Александр Фёдорович Керенский

И еще одно обстоятельство остановило внимание мемуаристов (о чем Керенский скромно умалчивал): в дни Февраля не премьер Львов, а именно он, единственный социалист в правительстве, оказался самым востребованным. Керенского всюду ждали, без него не принимались решения. Один из его соратников, будущий философ Ф. А. Степун, входивший в те дни в секретариат Керенского, не без иронии вспоминает, что каждому, кто в те дни являлся в Таврический дворец со своими вопросами и проблемами, «предстояло разрешение самой трудной задачи: поимки вездесущего и всюду отсутствующего товарища Керенского» (Бывшее и несбывшееся. Лондон, 1990. Т. 2. С. 33).

Сутками не выходил Керенский из Таврического дворца, забывая о еде, сне и отдыхе. В напряженной спешке, но внимательно и капитально в те «судьбоносные дни» создавались первые законы, манифесты, декреты.

Из решений, что были осуществлены лично им в первые дни Февральской революции, важнейшим Керенский считал отмену смертной казни. Как ни странно, но в пору, когда в стране хозяйничал «человек с ружьем», этот декрет, подписанный 12 марта, приветствовался «с одобрением по всей стране». Однако правоту своего гуманного решения Керенскому пришлось потом и доказывать, и отстаивать. Ему, которого считали идеалистом и мечтателем, казалось, что «падение старого режима со всем его тяжким прошлым освободит от крови и насилия, предаст забвению старые счеты и старые распри». Он рассчитывал, отменяя смертную казнь, что символом примирения станут «всеобщая политическая амнистия, вернувшая в Россию всех политических эмигрантов, освободившая всех политических заключенных». Но вскоре убедился, что ошибся. Среди тех немногих, кто выступил решительно против, громче всех возмущались как раз амнистированные Керенским большевики: «им тогда уже хотелось крови» («О революции 1917 года»).

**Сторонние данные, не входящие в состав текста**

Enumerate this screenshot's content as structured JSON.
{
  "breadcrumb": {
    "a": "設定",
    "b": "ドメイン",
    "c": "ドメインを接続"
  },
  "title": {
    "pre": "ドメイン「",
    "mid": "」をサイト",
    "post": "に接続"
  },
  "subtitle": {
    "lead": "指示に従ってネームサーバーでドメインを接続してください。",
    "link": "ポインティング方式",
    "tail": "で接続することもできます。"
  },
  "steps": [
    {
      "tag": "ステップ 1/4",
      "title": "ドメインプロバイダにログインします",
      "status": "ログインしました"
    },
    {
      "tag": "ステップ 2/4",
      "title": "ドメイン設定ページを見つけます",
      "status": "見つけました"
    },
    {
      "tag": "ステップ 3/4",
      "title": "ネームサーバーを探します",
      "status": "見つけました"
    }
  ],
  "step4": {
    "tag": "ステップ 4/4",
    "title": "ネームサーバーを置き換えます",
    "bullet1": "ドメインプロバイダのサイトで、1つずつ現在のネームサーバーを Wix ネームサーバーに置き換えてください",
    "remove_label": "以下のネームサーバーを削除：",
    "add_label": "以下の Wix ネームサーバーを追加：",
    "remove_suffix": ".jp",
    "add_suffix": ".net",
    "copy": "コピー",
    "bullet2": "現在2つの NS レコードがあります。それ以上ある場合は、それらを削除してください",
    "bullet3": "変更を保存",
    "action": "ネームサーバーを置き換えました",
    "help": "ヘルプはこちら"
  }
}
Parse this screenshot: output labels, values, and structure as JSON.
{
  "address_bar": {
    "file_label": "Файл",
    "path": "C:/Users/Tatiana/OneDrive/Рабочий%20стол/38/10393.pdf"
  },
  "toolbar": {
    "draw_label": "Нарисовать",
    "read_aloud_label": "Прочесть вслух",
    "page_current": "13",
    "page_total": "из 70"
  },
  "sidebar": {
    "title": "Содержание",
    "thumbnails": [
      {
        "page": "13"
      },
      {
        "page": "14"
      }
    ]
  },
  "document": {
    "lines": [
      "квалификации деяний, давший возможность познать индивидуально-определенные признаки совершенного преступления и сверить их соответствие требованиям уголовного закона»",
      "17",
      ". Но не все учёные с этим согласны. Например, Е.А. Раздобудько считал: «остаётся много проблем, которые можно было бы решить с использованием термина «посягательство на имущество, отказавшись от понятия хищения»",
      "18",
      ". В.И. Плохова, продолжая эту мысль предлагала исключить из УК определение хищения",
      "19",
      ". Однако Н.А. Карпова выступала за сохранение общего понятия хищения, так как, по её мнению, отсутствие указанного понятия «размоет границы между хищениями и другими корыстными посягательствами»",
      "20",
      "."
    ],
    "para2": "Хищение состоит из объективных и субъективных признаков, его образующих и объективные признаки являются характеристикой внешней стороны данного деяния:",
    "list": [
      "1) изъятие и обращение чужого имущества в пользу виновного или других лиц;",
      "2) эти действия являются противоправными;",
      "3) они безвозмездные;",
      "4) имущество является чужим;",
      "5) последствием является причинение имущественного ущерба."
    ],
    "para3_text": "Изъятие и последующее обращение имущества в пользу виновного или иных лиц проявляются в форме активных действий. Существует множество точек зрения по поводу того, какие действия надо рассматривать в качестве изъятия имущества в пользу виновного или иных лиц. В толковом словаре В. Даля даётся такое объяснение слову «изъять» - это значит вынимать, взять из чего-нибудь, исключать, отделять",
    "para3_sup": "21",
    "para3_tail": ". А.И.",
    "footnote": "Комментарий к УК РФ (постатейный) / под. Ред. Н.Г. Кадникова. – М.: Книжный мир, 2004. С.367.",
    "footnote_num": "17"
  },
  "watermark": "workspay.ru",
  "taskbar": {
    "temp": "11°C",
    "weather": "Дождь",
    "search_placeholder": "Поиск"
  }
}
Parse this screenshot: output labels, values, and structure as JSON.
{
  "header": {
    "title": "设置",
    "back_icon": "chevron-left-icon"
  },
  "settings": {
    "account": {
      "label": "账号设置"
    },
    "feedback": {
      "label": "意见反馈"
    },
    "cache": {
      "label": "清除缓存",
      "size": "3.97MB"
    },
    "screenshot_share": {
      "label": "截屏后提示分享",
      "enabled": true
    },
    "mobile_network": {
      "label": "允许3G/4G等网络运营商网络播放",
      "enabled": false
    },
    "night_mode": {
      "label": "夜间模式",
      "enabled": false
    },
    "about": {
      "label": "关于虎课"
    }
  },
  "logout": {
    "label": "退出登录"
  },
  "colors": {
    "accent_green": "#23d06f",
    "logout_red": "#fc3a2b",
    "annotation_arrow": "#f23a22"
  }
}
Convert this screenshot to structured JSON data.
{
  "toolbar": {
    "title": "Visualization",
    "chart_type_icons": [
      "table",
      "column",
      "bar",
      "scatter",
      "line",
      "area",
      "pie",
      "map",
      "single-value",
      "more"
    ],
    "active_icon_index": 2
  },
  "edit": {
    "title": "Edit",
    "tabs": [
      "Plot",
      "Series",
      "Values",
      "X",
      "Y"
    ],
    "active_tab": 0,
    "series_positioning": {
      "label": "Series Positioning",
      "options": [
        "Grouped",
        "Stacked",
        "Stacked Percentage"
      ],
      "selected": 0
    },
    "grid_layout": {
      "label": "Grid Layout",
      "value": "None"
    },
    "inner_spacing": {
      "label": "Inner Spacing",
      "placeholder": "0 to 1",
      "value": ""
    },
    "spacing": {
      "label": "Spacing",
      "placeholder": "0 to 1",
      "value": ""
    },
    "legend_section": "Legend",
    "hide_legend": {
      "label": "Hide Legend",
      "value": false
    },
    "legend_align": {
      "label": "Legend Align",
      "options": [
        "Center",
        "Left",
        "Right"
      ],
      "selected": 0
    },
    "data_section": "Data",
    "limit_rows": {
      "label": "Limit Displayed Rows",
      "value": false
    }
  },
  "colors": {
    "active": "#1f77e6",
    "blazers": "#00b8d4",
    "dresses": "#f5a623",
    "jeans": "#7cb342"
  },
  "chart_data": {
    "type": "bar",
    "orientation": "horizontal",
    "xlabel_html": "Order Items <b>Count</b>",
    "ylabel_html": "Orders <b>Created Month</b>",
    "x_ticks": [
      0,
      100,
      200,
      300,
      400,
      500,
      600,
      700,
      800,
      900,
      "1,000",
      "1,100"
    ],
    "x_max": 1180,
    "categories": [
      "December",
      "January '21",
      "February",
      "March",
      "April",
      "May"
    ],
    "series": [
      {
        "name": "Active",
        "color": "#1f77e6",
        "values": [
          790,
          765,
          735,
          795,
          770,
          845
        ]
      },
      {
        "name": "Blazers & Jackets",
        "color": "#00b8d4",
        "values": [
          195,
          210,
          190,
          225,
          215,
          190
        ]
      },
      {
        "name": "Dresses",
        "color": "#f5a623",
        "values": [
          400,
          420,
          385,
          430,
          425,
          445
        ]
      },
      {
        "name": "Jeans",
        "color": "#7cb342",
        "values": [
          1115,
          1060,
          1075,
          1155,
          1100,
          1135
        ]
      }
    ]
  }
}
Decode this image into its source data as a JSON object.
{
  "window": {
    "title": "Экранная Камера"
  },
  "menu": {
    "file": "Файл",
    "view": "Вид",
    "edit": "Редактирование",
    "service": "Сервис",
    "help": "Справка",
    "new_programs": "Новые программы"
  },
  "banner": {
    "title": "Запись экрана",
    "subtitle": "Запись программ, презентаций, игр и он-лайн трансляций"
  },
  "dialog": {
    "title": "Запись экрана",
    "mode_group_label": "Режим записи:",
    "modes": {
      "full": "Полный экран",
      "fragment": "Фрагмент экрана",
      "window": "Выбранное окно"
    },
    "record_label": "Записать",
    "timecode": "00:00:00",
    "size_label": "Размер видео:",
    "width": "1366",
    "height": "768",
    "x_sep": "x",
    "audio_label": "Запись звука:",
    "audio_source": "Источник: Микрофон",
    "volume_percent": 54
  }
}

В атмосфере победной эйфории, воодушевлявшей на самоотверженную деятельность, министрам довелось поработать всего два месяца. В апреле Временное правительство было поражено первым кризисом. Его главной причиной стала антиправительственная позиция в вопросе о войне и мире, занятая министром иностранных дел. Как пишет Керенский, Милюков, приняв правительственный портфель, взялся осуществлять «прекрасно продуманную программу внешней политики, абсолютно уместную осенью 1916 года. Однако в марте 1917–го она уже ничего не стоила. Та Россия, где ежедневно торжественно обсуждался вопрос о Дарданеллах, о водружении креста на куполе Святой Софии (в Константинополе. — Ред.), та Россия, в которой бесконечно доказывалась необходимость вести войну до победного конца, прекратила свое существование 12 марта 1917 года» (Керенский Л. Ф. Русская революция: 1917. Перев. с франц. М.: Центрполиграф, 2005. С. 124). По мнению британского посла Джорджа Бьюкенена, Милюков оставался сторонником войны завоевательной, империалистической, в то время как Керенский тоже готов был продолжить войну, но — защитительную для России.